Denis Adam leaves behind a rich cultural legacy

Victoria University of Wellington says philanthropist and passionate arts advocate Denis Adam, who has died at the age of 94, will be greatly missed.

Denis and his wife Verna began collecting art in the 1960s, and in 1975 they established the Adam Foundation to manage their growing collection. The Foundation's activities later extended to supporting the arts in New Zealand, with a particular focus on emerging artists.

One of their largest donations was given to Victoria University of Wellington to establish the Adam Art Gallery in 1998. Denis and Verna also supported the creation of the Adam Concert Room and fund the Adam Foundation Prize for Creative Writing, given to the top MA Creative Writing (poetry, fiction and creative nonfiction) student each year at the International Institute of Modern Letters. Most recently, the Adam Foundation confirmed a significant gift towards the national music centre.

Vice-Chancellor Professor Grant Guilford says Denis and Verna have made an immense contribution to Victoria University of Wellington.

“Their generous philanthropy, vision and commitment to scholarships and arts initiatives both enables young New Zealanders to pursue their talents in the arts and ensures the University can provide our students with exceptional programmes in Creative Writing, Music and the visual arts.

“Their support of the outstanding Adam Concert Room and Adam Art Gallery has given thousands of people the opportunity to access world-renowned arts and music. The Adam Foundation’s gift to the national music centre will be a wonderful legacy to continue Denis’s vision and inspire others to lead through philanthropy.”

Adam Art Gallery director Christina Barton says Denis was a “wonderful benefactor” whose philanthropy came with no strings attached.

“Denis has made an indelible contribution to the culture of Wellington across all arts—music, literature and visual arts. He has helped organisations and artists over many years and that has made a real difference in this city. He was an open-minded and open-hearted person.”

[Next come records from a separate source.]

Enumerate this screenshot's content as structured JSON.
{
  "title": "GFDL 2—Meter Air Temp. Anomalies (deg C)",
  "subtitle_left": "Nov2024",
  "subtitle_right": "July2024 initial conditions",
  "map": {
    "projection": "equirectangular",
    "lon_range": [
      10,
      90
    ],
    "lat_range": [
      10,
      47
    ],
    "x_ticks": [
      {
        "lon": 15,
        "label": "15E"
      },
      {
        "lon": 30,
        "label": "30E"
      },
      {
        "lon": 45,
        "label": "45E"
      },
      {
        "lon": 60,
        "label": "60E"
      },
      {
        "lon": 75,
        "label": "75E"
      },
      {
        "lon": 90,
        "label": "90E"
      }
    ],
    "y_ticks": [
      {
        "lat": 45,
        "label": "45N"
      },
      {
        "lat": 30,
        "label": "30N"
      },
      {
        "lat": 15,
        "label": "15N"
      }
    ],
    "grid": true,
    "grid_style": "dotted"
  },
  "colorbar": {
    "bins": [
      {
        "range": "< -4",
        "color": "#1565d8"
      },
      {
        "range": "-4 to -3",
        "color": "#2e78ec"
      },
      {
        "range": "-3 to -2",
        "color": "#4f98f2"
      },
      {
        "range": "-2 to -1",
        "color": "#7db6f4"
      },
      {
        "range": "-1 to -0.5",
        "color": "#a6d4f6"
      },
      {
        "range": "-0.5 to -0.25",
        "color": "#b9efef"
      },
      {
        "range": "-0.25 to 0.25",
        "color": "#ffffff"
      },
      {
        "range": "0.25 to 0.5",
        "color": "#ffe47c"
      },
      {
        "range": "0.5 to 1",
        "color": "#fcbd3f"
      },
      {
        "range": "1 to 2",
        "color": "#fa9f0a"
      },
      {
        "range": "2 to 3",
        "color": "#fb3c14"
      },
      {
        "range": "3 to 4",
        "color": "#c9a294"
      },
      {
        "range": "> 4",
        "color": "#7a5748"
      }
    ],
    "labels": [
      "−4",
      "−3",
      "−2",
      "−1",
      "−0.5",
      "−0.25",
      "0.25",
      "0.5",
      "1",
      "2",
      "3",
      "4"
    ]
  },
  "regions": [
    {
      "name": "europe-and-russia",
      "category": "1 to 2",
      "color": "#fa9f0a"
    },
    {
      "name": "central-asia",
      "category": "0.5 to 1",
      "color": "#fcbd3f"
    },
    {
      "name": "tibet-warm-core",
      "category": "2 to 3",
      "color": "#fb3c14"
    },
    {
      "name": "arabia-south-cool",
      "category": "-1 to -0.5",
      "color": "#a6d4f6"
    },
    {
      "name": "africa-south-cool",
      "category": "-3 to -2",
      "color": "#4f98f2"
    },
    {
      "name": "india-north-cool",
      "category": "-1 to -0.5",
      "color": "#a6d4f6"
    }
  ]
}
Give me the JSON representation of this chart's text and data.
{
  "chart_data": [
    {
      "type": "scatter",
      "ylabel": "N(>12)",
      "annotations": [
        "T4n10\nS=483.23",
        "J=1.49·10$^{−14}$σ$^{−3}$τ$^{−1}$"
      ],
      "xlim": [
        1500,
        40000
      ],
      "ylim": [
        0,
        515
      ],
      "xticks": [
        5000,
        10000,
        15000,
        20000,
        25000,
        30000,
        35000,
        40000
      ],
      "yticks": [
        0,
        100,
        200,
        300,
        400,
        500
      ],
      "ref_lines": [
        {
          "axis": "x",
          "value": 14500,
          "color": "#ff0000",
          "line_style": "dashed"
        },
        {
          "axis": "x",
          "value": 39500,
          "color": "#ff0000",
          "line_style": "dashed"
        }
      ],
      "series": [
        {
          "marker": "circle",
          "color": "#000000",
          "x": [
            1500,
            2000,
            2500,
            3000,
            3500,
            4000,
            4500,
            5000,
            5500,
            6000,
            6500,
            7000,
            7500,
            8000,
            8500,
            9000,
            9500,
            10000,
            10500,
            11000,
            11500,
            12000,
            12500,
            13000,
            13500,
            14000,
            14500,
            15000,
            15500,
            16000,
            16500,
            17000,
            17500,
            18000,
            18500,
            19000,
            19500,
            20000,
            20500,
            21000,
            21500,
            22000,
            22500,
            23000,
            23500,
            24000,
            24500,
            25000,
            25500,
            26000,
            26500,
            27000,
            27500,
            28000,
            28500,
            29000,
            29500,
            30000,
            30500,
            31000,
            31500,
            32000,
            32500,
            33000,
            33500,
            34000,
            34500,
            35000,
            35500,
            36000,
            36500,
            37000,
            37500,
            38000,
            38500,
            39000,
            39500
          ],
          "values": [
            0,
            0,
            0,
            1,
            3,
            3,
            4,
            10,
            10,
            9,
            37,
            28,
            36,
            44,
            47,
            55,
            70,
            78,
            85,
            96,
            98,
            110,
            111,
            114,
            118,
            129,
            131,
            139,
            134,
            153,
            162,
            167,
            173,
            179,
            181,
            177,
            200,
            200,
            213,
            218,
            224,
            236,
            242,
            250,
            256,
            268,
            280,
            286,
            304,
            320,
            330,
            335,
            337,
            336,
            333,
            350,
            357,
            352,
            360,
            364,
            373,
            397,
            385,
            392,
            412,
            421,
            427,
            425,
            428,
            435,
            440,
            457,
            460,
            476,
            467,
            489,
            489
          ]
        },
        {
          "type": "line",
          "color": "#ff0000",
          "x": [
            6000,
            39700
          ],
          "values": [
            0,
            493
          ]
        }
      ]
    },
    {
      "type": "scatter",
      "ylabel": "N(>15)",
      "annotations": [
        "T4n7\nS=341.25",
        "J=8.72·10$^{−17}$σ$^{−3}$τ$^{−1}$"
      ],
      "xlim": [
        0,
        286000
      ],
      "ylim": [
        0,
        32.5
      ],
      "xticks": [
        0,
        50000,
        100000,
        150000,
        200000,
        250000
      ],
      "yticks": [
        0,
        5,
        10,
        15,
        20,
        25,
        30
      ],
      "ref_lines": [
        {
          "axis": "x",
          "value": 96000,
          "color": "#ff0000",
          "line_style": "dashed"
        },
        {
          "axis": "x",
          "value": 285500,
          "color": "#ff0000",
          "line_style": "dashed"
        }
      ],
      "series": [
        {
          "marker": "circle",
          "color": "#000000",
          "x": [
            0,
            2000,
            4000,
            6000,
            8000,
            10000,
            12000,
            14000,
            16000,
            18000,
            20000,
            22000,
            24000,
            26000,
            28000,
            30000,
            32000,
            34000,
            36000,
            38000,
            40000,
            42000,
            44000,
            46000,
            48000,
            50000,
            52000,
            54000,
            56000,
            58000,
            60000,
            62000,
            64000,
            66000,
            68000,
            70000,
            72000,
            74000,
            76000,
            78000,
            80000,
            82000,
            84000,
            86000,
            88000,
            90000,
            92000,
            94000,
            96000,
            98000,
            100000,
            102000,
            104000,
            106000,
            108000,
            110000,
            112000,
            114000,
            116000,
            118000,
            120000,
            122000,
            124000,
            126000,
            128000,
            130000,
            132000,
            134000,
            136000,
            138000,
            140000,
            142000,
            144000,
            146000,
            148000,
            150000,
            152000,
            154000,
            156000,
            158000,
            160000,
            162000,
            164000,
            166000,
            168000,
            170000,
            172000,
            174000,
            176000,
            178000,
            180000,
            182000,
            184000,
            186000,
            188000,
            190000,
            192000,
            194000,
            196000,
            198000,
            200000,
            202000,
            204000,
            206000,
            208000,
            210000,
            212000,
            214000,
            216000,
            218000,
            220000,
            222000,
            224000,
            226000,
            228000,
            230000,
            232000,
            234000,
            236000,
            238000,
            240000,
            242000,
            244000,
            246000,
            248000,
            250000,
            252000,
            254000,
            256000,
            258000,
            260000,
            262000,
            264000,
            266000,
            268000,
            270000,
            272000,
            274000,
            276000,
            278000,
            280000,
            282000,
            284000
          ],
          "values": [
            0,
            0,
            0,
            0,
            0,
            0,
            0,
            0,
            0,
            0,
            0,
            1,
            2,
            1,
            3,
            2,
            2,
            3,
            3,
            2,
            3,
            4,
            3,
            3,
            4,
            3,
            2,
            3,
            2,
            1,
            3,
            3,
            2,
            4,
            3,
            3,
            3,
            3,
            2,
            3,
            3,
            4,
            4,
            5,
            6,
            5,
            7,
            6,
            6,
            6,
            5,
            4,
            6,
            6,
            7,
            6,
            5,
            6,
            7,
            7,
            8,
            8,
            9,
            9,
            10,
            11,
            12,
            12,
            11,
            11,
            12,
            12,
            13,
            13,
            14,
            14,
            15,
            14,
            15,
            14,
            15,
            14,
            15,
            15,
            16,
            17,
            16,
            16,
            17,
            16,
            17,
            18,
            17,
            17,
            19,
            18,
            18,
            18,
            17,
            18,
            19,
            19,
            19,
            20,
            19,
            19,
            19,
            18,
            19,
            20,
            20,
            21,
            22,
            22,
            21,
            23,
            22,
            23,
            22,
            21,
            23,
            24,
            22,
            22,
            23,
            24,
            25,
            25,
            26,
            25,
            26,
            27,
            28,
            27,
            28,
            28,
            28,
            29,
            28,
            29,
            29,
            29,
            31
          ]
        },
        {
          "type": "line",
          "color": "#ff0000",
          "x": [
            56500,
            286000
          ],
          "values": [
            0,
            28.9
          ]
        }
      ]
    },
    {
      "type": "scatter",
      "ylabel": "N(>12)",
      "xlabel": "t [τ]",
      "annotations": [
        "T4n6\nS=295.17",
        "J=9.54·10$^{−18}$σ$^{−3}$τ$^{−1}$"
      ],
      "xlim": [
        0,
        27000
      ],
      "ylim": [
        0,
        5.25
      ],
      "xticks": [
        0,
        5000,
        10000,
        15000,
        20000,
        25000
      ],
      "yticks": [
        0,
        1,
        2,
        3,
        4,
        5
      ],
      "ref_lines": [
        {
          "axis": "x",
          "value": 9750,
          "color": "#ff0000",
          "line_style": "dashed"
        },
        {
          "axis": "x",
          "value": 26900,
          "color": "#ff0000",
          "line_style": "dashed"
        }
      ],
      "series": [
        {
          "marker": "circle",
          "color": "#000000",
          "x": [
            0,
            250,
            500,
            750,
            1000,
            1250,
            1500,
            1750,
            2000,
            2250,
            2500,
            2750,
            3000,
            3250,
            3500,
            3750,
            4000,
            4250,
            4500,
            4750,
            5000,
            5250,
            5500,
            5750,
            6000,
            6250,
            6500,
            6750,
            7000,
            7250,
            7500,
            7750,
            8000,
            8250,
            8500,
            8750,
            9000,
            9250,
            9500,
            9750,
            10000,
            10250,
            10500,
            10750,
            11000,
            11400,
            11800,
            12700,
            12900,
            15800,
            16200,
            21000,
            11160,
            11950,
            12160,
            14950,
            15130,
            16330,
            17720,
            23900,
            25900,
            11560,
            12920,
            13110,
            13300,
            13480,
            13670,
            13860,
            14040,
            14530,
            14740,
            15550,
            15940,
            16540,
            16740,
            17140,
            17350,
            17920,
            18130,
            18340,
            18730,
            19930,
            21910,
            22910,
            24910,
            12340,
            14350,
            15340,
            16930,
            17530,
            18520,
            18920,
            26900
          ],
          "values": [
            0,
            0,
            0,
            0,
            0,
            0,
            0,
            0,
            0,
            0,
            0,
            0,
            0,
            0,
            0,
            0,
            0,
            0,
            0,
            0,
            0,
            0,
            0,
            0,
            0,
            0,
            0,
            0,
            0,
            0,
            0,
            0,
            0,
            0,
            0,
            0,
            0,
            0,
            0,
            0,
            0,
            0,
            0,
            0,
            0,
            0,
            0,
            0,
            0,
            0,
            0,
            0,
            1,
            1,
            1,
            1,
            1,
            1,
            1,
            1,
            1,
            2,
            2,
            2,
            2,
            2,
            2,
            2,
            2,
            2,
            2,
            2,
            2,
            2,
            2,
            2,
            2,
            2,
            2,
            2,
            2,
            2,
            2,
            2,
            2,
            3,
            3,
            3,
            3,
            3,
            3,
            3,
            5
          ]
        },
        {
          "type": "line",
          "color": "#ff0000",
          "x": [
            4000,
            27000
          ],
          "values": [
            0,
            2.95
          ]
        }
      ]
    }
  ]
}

Denis was of German-Jewish ancestry and spent his early childhood in Germany. His family fled to Scotland to escape Nazi persecution, and he was educated in Scotland and England. He served as bomber pilot in the RAF during World War II under a New Zealand commanding officer, and after the war he emigrated to New Zealand. After working in a factory and a service station, Denis embarked on a successful business career and became a leading philanthropist. Together with his wife Verna, their generosity has transformed the cultural landscape of New Zealand.